Pastors

Live from REVEAL: Bill Hybels on Self-Centered Christians

Jumping the chasm between self-centered and Christ-centered faith.

Leadership Journal October 14, 2008

by Skye Jethani

Last week it was Catalyst in Atlanta. This week’s it’s Willow Creek’s REVEAL Conference in South Barrington, Illinois. (At least I’m closer to home.) I’ll be here for the next two days with a number of updates from the conference. First up: Bill Hybels.

Greg Hawkins began this morning with a recap of the mission – to move people who are far from God toward being fully devoted followers, which means increasingly loving God and loving their neighbor. In churches we create services, classes, small groups, etc. He said, as people participate in these activities, we assume, they will become disciples – those who love God and their neighbors. REVEAL was designed to measure how effective the church’s programs have been in order to refine programs and allocate resources to those that work best.

Willow first conducted the REVEAL survey with its members and attenders in the fall of 2003. The results, says Hawkins, showed that “participation in [church] activities doesn’t predict whether people have a heart for God and a heart for other people.” Instead, one’s maturity was not related to activity but intimacy.

After the opening remarks, Bill Hybels took the stage to talk more about REVEAL’s impact from his perspective. He began by noting that this past weekend marked the 33rd anniversary of Willow Creek Community Church, and how one kid reminded him that Jesus lived for 33 years and “then they killed him.” The laughs showed Hybel’s strength – his amazing ability to connect with an audience.

“Most people go to conferences to get their current way of ministry reinforced,” he said. But he promised that the REVEAL conference would screw with our heads and cause disequilibrium.

His focus came from Hebrews 13:17 and the reality that church leaders must give an account to God for their people’s souls. Hybels confessed that this verse has haunted him throughout his leadership at Willow.

He asked the pastors, “What is good enough? Seats full enough, offerings big enough, people happy enough?” He said too many of us are unwilling to go after radical change. We may tweak our style, but we don’t seriously reconsider our fundamental approach to ministry. Bill choked up when he described his unwillingness to upset the apple cart at times in order to keep the peace. “I’m not proud of that kind of leadership,” he said.

But Bill Hybels is very proud of “the REVEAL era” at Willow Creek. “We’ve challenged things that have gone unchallenged around here for a long, long time.”

When the initial study was done in 2003, Hybels says he expected results to be “benign.” And it did show some good things. Willow proved to have a sizable number of seekers, a strong evangelistic orientation, and a good number of strong Christ-centered people.

However, Bill also confessed that “Some findings in the survey bothered me at a level so deeply that I wanted to strangle the messengers.” He continued, “It was hard for me to admit that I’d poured 30 years of my life in to this thing, and part of the findings showed that we’d fallen short in some ways.”

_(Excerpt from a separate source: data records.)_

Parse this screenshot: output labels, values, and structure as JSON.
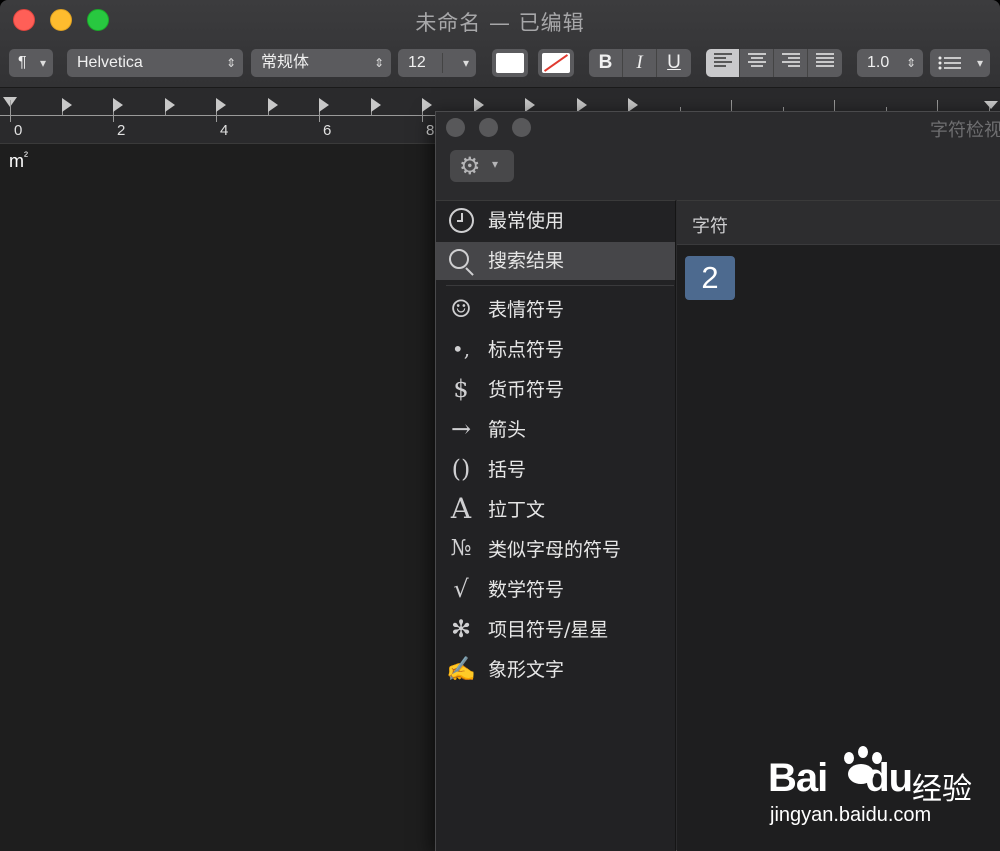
{
  "window": {
    "title": "未命名 — 已编辑"
  },
  "toolbar": {
    "paragraph_style": "¶",
    "font_family": "Helvetica",
    "font_style": "常规体",
    "font_size": "12",
    "bold": "B",
    "italic": "I",
    "underline": "U",
    "line_spacing": "1.0",
    "list_icon": "list-icon",
    "text_color": "#ffffff",
    "highlight_color": "none"
  },
  "ruler": {
    "numbers": [
      "0",
      "2",
      "4",
      "6",
      "8"
    ]
  },
  "document": {
    "text_base": "m",
    "text_sup": "²"
  },
  "character_viewer": {
    "title": "字符检视器",
    "gear_icon": "gear-icon",
    "sidebar": {
      "items": [
        {
          "label": "最常使用",
          "icon": "clock-icon"
        },
        {
          "label": "搜索结果",
          "icon": "search-icon",
          "selected": true
        },
        {
          "label": "表情符号",
          "icon": "☺"
        },
        {
          "label": "标点符号",
          "icon": "•,"
        },
        {
          "label": "货币符号",
          "icon": "$"
        },
        {
          "label": "箭头",
          "icon": "→"
        },
        {
          "label": "括号",
          "icon": "()"
        },
        {
          "label": "拉丁文",
          "icon": "A"
        },
        {
          "label": "类似字母的符号",
          "icon": "№"
        },
        {
          "label": "数学符号",
          "icon": "√"
        },
        {
          "label": "项目符号/星星",
          "icon": "✻"
        },
        {
          "label": "象形文字",
          "icon": "✍"
        }
      ]
    },
    "content": {
      "header": "字符",
      "characters": [
        "2"
      ]
    },
    "accent": "#4d6a8f"
  },
  "watermark": {
    "brand_a": "Bai",
    "brand_b": "du",
    "brand_cn": "经验",
    "url": "jingyan.baidu.com"
  }
}
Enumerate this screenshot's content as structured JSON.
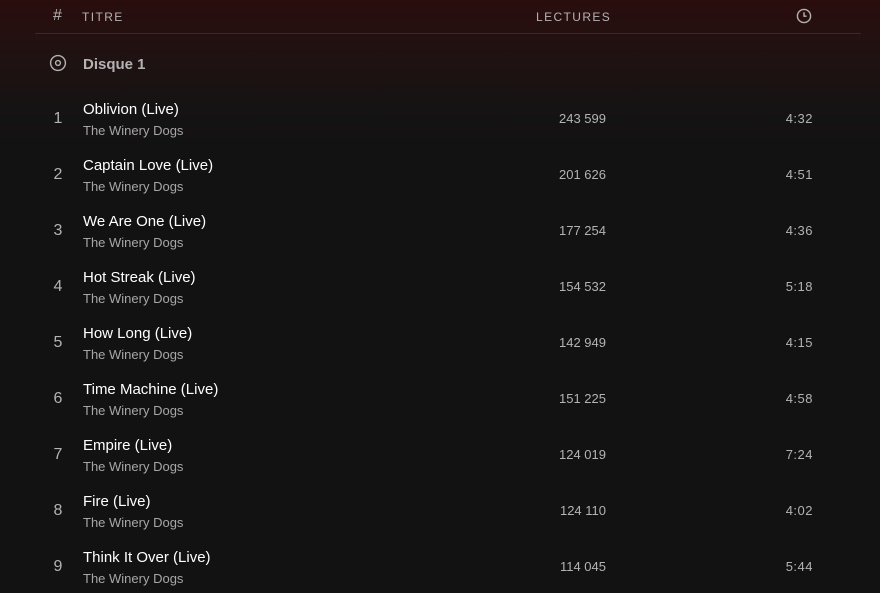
{
  "header": {
    "num_label": "#",
    "title_label": "TITRE",
    "plays_label": "LECTURES",
    "duration_icon": "clock-icon"
  },
  "disc": {
    "icon": "disc-icon",
    "label": "Disque 1"
  },
  "tracks": [
    {
      "num": "1",
      "title": "Oblivion (Live)",
      "artist": "The Winery Dogs",
      "plays": "243 599",
      "duration": "4:32"
    },
    {
      "num": "2",
      "title": "Captain Love (Live)",
      "artist": "The Winery Dogs",
      "plays": "201 626",
      "duration": "4:51"
    },
    {
      "num": "3",
      "title": "We Are One (Live)",
      "artist": "The Winery Dogs",
      "plays": "177 254",
      "duration": "4:36"
    },
    {
      "num": "4",
      "title": "Hot Streak (Live)",
      "artist": "The Winery Dogs",
      "plays": "154 532",
      "duration": "5:18"
    },
    {
      "num": "5",
      "title": "How Long (Live)",
      "artist": "The Winery Dogs",
      "plays": "142 949",
      "duration": "4:15"
    },
    {
      "num": "6",
      "title": "Time Machine (Live)",
      "artist": "The Winery Dogs",
      "plays": "151 225",
      "duration": "4:58"
    },
    {
      "num": "7",
      "title": "Empire (Live)",
      "artist": "The Winery Dogs",
      "plays": "124 019",
      "duration": "7:24"
    },
    {
      "num": "8",
      "title": "Fire (Live)",
      "artist": "The Winery Dogs",
      "plays": "124 110",
      "duration": "4:02"
    },
    {
      "num": "9",
      "title": "Think It Over (Live)",
      "artist": "The Winery Dogs",
      "plays": "114 045",
      "duration": "5:44"
    }
  ]
}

Bill said as he and those around him wrestled with the findings, they had to keep encouraging one another with a mantra: “Facts are your friends. Facts are your friends?” [More laughter.]

Hybels went on to discuss some of the findings relating to the four identified groupings in the REVEAL study: Those Exploring Christ (the seekers), Growing in Christ (beginning believers), Close to Christ, and Christ-Centered. These basic findings shouldn’t be new to regular readers of Out of Ur. Let me highlight something that was new. Bill Hybels said the leaders of Willow began to discuss which jump was hardest to make. A “jump” means moving from one of the four segments to the next. For example, is moving from “Exploring Christ” to “Growing in Christ” more or less difficult than moving from “Growing in Christ” to “Close to Christ”?

With palpable passion and intensity, Hybels said that by far the largest, toughest chasm is between those who are “Close to Christ” and those who are “Christ-Centered.” He described people who are exploring, growing, or close to Christ as still fundamentally self-centered. They believe, “God is for me, and my plans, and my agenda in this world.” Those who are truly Christ-centered, however, are fully surrendered. They’ve given up their dreams, desires, and agenda and exchanged them for Christ’s. Hybel’s said, “A big honkin’ thing has to happen for a Christian to move from self-centered to Christ-centered.”

This movement is essential for every pastor and every church to focus on, says Hybels, because you’re not going to change the world with seekers, or immature Christians. It’s the Christ-Centered, fully-devoted disciples who are going to change the world.

After this morning’s session, Marshall Shelley and I had the opportunity to interview Hybels in his office to talk in more depth. So, you can expect to hear more about Bill Hybel’s perspective on REVEAL in a future issue of Leadership.